Notre façon de manger a beaucoup évolué depuis les débuts de l’humanité. Cette évolution s’est accélérée au cours des dernières décennies alors qu’une véritable révolution de l’alimentation est en train de prendre forme et ce, de la nourriture traditionnelle à la malbouffe. Que nous réserve l’avenir? | Par Charles Rivest
Prêts-à-manger, démocratisation de la fine cuisine, augmentation des protéines, boycott du gluten et du pain, explosion du secteur des produits transformés, … Les pratiques alimentaires des dernières années ont beaucoup bougé et se sont adaptées à notre mode de vie. La société n’a jamais été aussi individualiste, mais elle nous pousse à faire des choix collectifs, pour le bien être de la planète et de son futur, notamment en raison d’une progression démographique fulgurante.
Chasser, pêcher, cueillir
Un retour en arrière nous rappelle que depuis nos origines avec les singes, il y a près de 8 millions d’années, jusqu’à aujourd’hui dans une ère industrialisée et urbanisée, l’être humain s’est nourri de la chasse, de la pêche et de la cueillette. Puis par la suite, il a ajouté l’élevage et l’agriculture. Les saisons ont alors modifié les comportements alimentaires et les besoins nutritionnels.

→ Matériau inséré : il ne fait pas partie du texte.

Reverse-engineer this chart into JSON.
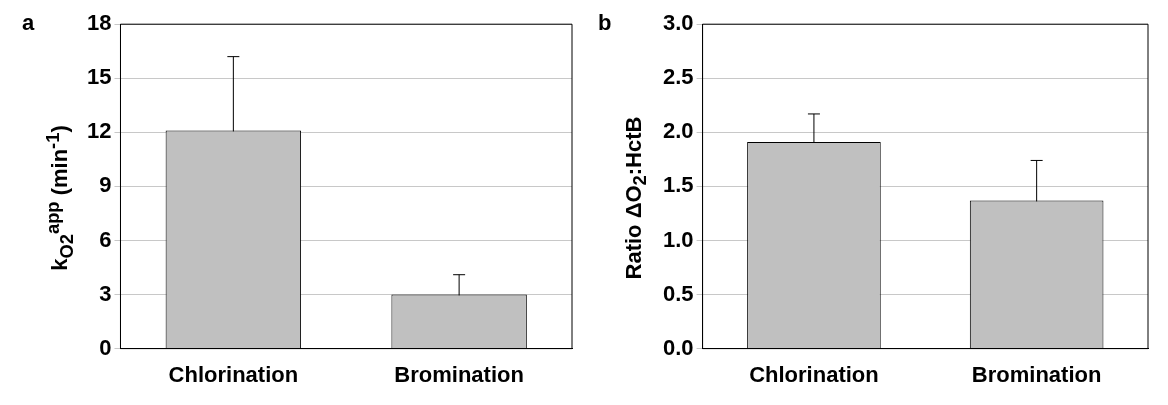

Depuis toujours, l’homme est omnivore. Ce type de régime a été priorisé en raison du contexte dans lequel il a toujours vécu, où il a été amené à entrer en relation avec les autres sans oublier les notions de plaisir et d’échanges qui ont toujours été centraux. Toutefois, dans des circonstances incertaines particulièrement durant les saisons sèches ou froides, le choix des aliments assurait tout d’abord la survie. Cela était possible grâce à l’acquisition de connaissances sur les ressources naturelles et leurs cycles, ainsi que les modes de conservation et la préparation des aliments.
L’assiette des Québécois
Au Québec, la façon de s’alimenter a été bercée par le climat ; les saisons, les conditions sociales et les tendances ont influencé ce que l’on retrouve sur nos tablettes. Au savoir-faire des Amérindiens se sont ajoutées une base gastronomique française, l’influence culinaire des Anglais et des multiples communautés culturelles, ce qui a permis à la cuisine du Québec de se forger une identité propre qui évolue depuis plusieurs siècles.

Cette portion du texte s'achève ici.